For some, the ideal placement of the weight on the skull is on the bregma—the juncture between the coronal and sagittal sutures, where the frontal bone meets the two parietal bones. This leads to a slightly more arched final position. Placing the weight more toward the crown of the head leads to a more neutral spine and more balanced action between the front and back of the body.

Many people have asymmetries and slight rotations in their spines, which become more apparent in this pose. Note the rotational shifts, and other asymmetries in the illustration of the author in salamba sirsasana. It can be a challenge to find full hip extension in this pose. If the abdominal muscles are not strong enough, the hips can flex to keep the work of the pose in the back muscles instead of in the front.
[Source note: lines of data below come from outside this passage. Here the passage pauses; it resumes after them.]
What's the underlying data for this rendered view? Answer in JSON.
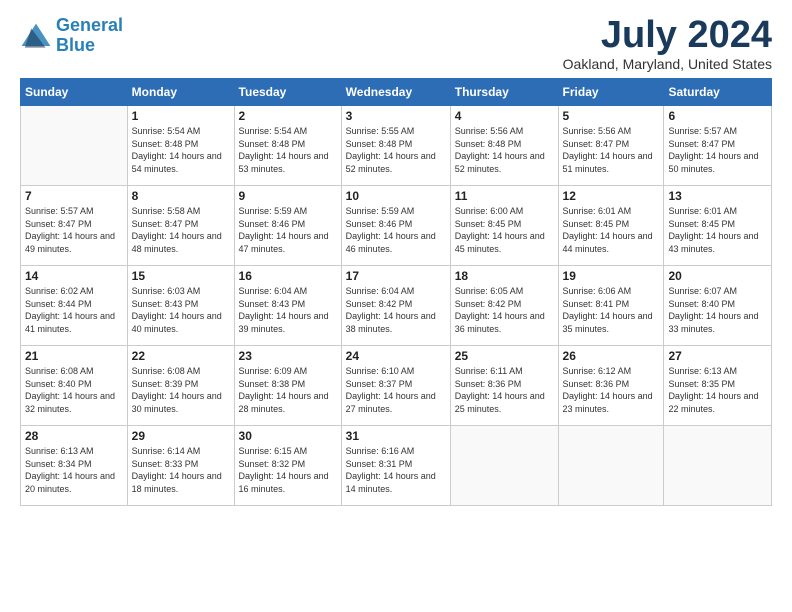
{
  "logo": {
    "line1": "General",
    "line2": "Blue"
  },
  "title": "July 2024",
  "location": "Oakland, Maryland, United States",
  "days_header": [
    "Sunday",
    "Monday",
    "Tuesday",
    "Wednesday",
    "Thursday",
    "Friday",
    "Saturday"
  ],
  "weeks": [
    [
      {
        "day": "",
        "sunrise": "",
        "sunset": "",
        "daylight": ""
      },
      {
        "day": "1",
        "sunrise": "Sunrise: 5:54 AM",
        "sunset": "Sunset: 8:48 PM",
        "daylight": "Daylight: 14 hours and 54 minutes."
      },
      {
        "day": "2",
        "sunrise": "Sunrise: 5:54 AM",
        "sunset": "Sunset: 8:48 PM",
        "daylight": "Daylight: 14 hours and 53 minutes."
      },
      {
        "day": "3",
        "sunrise": "Sunrise: 5:55 AM",
        "sunset": "Sunset: 8:48 PM",
        "daylight": "Daylight: 14 hours and 52 minutes."
      },
      {
        "day": "4",
        "sunrise": "Sunrise: 5:56 AM",
        "sunset": "Sunset: 8:48 PM",
        "daylight": "Daylight: 14 hours and 52 minutes."
      },
      {
        "day": "5",
        "sunrise": "Sunrise: 5:56 AM",
        "sunset": "Sunset: 8:47 PM",
        "daylight": "Daylight: 14 hours and 51 minutes."
      },
      {
        "day": "6",
        "sunrise": "Sunrise: 5:57 AM",
        "sunset": "Sunset: 8:47 PM",
        "daylight": "Daylight: 14 hours and 50 minutes."
      }
    ],
    [
      {
        "day": "7",
        "sunrise": "Sunrise: 5:57 AM",
        "sunset": "Sunset: 8:47 PM",
        "daylight": "Daylight: 14 hours and 49 minutes."
      },
      {
        "day": "8",
        "sunrise": "Sunrise: 5:58 AM",
        "sunset": "Sunset: 8:47 PM",
        "daylight": "Daylight: 14 hours and 48 minutes."
      },
      {
        "day": "9",
        "sunrise": "Sunrise: 5:59 AM",
        "sunset": "Sunset: 8:46 PM",
        "daylight": "Daylight: 14 hours and 47 minutes."
      },
      {
        "day": "10",
        "sunrise": "Sunrise: 5:59 AM",
        "sunset": "Sunset: 8:46 PM",
        "daylight": "Daylight: 14 hours and 46 minutes."
      },
      {
        "day": "11",
        "sunrise": "Sunrise: 6:00 AM",
        "sunset": "Sunset: 8:45 PM",
        "daylight": "Daylight: 14 hours and 45 minutes."
      },
      {
        "day": "12",
        "sunrise": "Sunrise: 6:01 AM",
        "sunset": "Sunset: 8:45 PM",
        "daylight": "Daylight: 14 hours and 44 minutes."
      },
      {
        "day": "13",
        "sunrise": "Sunrise: 6:01 AM",
        "sunset": "Sunset: 8:45 PM",
        "daylight": "Daylight: 14 hours and 43 minutes."
      }
    ],
    [
      {
        "day": "14",
        "sunrise": "Sunrise: 6:02 AM",
        "sunset": "Sunset: 8:44 PM",
        "daylight": "Daylight: 14 hours and 41 minutes."
      },
      {
        "day": "15",
        "sunrise": "Sunrise: 6:03 AM",
        "sunset": "Sunset: 8:43 PM",
        "daylight": "Daylight: 14 hours and 40 minutes."
      },
      {
        "day": "16",
        "sunrise": "Sunrise: 6:04 AM",
        "sunset": "Sunset: 8:43 PM",
        "daylight": "Daylight: 14 hours and 39 minutes."
      },
      {
        "day": "17",
        "sunrise": "Sunrise: 6:04 AM",
        "sunset": "Sunset: 8:42 PM",
        "daylight": "Daylight: 14 hours and 38 minutes."
      },
      {
        "day": "18",
        "sunrise": "Sunrise: 6:05 AM",
        "sunset": "Sunset: 8:42 PM",
        "daylight": "Daylight: 14 hours and 36 minutes."
      },
      {
        "day": "19",
        "sunrise": "Sunrise: 6:06 AM",
        "sunset": "Sunset: 8:41 PM",
        "daylight": "Daylight: 14 hours and 35 minutes."
      },
      {
        "day": "20",
        "sunrise": "Sunrise: 6:07 AM",
        "sunset": "Sunset: 8:40 PM",
        "daylight": "Daylight: 14 hours and 33 minutes."
      }
    ],
    [
      {
        "day": "21",
        "sunrise": "Sunrise: 6:08 AM",
        "sunset": "Sunset: 8:40 PM",
        "daylight": "Daylight: 14 hours and 32 minutes."
      },
      {
        "day": "22",
        "sunrise": "Sunrise: 6:08 AM",
        "sunset": "Sunset: 8:39 PM",
        "daylight": "Daylight: 14 hours and 30 minutes."
      },
      {
        "day": "23",
        "sunrise": "Sunrise: 6:09 AM",
        "sunset": "Sunset: 8:38 PM",
        "daylight": "Daylight: 14 hours and 28 minutes."
      },
      {
        "day": "24",
        "sunrise": "Sunrise: 6:10 AM",
        "sunset": "Sunset: 8:37 PM",
        "daylight": "Daylight: 14 hours and 27 minutes."
      },
      {
        "day": "25",
        "sunrise": "Sunrise: 6:11 AM",
        "sunset": "Sunset: 8:36 PM",
        "daylight": "Daylight: 14 hours and 25 minutes."
      },
      {
        "day": "26",
        "sunrise": "Sunrise: 6:12 AM",
        "sunset": "Sunset: 8:36 PM",
        "daylight": "Daylight: 14 hours and 23 minutes."
      },
      {
        "day": "27",
        "sunrise": "Sunrise: 6:13 AM",
        "sunset": "Sunset: 8:35 PM",
        "daylight": "Daylight: 14 hours and 22 minutes."
      }
    ],
    [
      {
        "day": "28",
        "sunrise": "Sunrise: 6:13 AM",
        "sunset": "Sunset: 8:34 PM",
        "daylight": "Daylight: 14 hours and 20 minutes."
      },
      {
        "day": "29",
        "sunrise": "Sunrise: 6:14 AM",
        "sunset": "Sunset: 8:33 PM",
        "daylight": "Daylight: 14 hours and 18 minutes."
      },
      {
        "day": "30",
        "sunrise": "Sunrise: 6:15 AM",
        "sunset": "Sunset: 8:32 PM",
        "daylight": "Daylight: 14 hours and 16 minutes."
      },
      {
        "day": "31",
        "sunrise": "Sunrise: 6:16 AM",
        "sunset": "Sunset: 8:31 PM",
        "daylight": "Daylight: 14 hours and 14 minutes."
      },
      {
        "day": "",
        "sunrise": "",
        "sunset": "",
        "daylight": ""
      },
      {
        "day": "",
        "sunrise": "",
        "sunset": "",
        "daylight": ""
      },
      {
        "day": "",
        "sunrise": "",
        "sunset": "",
        "daylight": ""
      }
    ]
  ]
}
Note: Contrary to popular notions of increased blood or oxygen flow to the brain in inversions, it should be noted that the body has very robust mechanisms that control the amount of blood delivered to any given region, irrespective of the orientation to gravity. Regional changes in blood pressure have been observed based on inversion or compression of major blood vessels by body position, but this is a distinct issue from movement of blood volume and thus oxygen delivery.
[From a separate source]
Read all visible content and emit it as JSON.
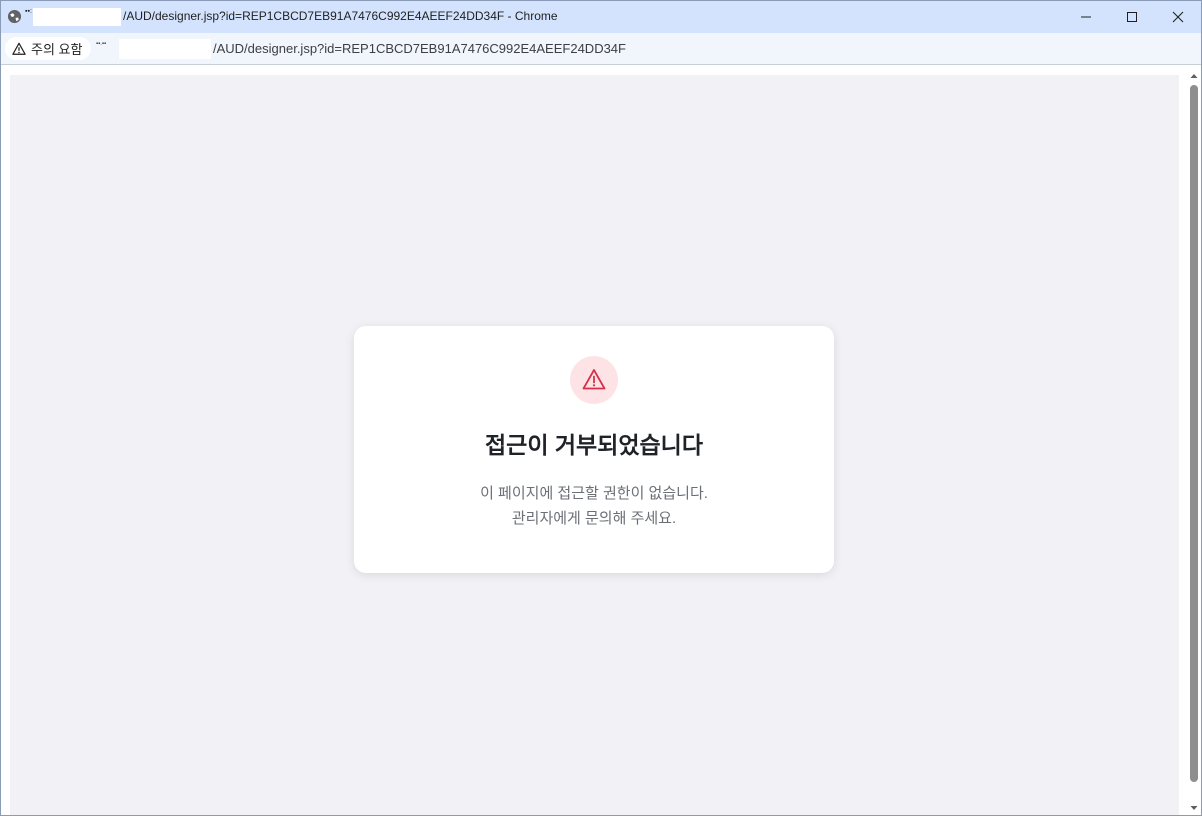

That said, inversions do offer a very beneficial opportunity for increased venous return from the lower body, as well as improved lymph drainage—not to mention the benefits derived from inverting the action of the diaphragm.

 

Acunchanasana

Even if you favor the bregma version of this pose and enter into the pose with straight legs with the intention to end up in a more arched position, the strength and coordination required to maintain salamba sirsasana safely demands certain skills that can be best developed by practicing the bent-leg entry into the pose. The key test is whether you can raise the weight off the feet without jumping and maintain the difficult pose known as acunchanasana (bent-legged headstand) for several breaths.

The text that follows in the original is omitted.